Q: Do you have a favorite Shakespeare play?

A: People are always surprised by this answer, but it’s “Titus Andronicus.” 

Q: Why is that your favorite? 

A: There are two reasons why. One is that I had to study it while researching my book “The Hand on a Shakespearean Stage,” and “Titus Andronicus” includes some amputations. It's one of Shakespeare's gory plays, but it also comes from this rich tradition of Senecan revenge tragedy, and what Shakespeare did with it was really unique. It's also the play that introduces the first-ever Black character in Shakespeare, and this villainous character has a child with the Empress. This is a mixed-race child whom he protects and loves, and actually turns out to be the best parent in the play. I just think there’s something really interesting that merits further inquiry than this play has received in the past. 

The second reason is that there was a really fantastic production of it at the Globe that was electrifying. It was a production that was really viscerally staged to the extent that people fainted almost every evening. So that was cool to see.

Q: Do you have a favorite work of literature in general, Shakespeare or not?

A: Yes, I have a couple. One of them is Walt Whitman’s “Leaves of Grass” which I adore …the other is [Michel de] Montaigne’s — the French 17th-century French philosopher who is fabulous and really influential on Shakespeare — “Essays.” Montaigne, Probably my favorite novel of all time, is Alice Walker's “The Color Purple.” I know that sounds like a cliche because everyone loves that novel, but it moved me beyond words — it’s just profound. 
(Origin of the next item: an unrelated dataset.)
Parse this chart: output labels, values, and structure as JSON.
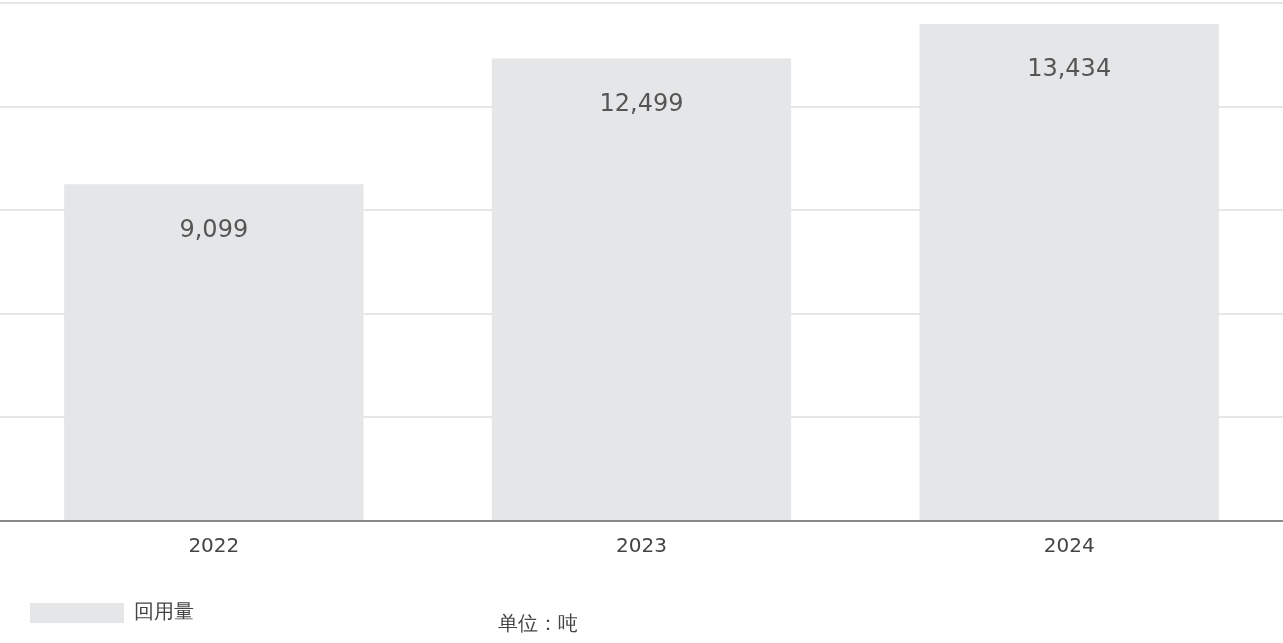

Q: What hobbies do you have, or what do you like to do in your free time? 

A: In my free time, I like to play with my cat. Her name is Miss Moneypenny, and she’s a very special fur baby. I love hiking. My husband and I used to go hiking a lot when we lived in England. It’s harder to do that in the city, but we try to get away to do things like that. We love walking — one of my favorite things — and reading novels, but also watching really bad TV. I love stupid TV, and that’s because I’m paid to think for a living and, because I was a literature professor, I was paid to read for a living, so sometimes, in order to relax, I just want to watch something really stupid and fun.

Q: And what’s the best-worst thing you’ve seen?

A: There’s so much vacuous programming that I love. I think maybe “Bridgerton,” but I don’t even think it’s bad. I think it’s okay in terms of there is some intellect going on there. Emily in Paris is terrible. It’s a terrible show, and the people in it are cardboard cutouts. They’re not actual people. But, for some reason, it’s a great escape, because you get to look at Paris or Venice or wherever they are. That’s a shameful confession.

Q: I’m gonna ask this question for students: If I were visiting the Folger and D.C. for the first time, what should I expect? 

A: That’s a great question. If you go to the Folger, you will automatically see the Supreme Court. You will then look west of East Capitol Street, and you will see the Capitol dome. And if you walk further down Pennsylvania [Avenue], you’ll get to the White House. So the Folger is well-positioned to speak truth to power. It's a very exciting position at the Folger; you’ll find a fantastic suite of exhibition halls: You’ll see the Shakespeare exhibition hall, where 82 of Shakespeare’s first folios are on permanent display; you’ll see a reconstructed printing press, so you can have a go at printing your own folio pages; then you’ll see temporary exhibitions — we’ve got a really wonderful temporary exhibition coming up in October. 

Then you can go to the theater and see theater productions. We produce three shows a year, host poetry readings, and present concerts of early Baroque music. There's a lot going on at the Folger, and there’s a great cafe there called Quill & Crumb. We get a lot of people from the Hill who come to Quill & Crumb, and then we have an amazing collection and reference staff who are such great companions to the collection and researchers. There’s a lot to do.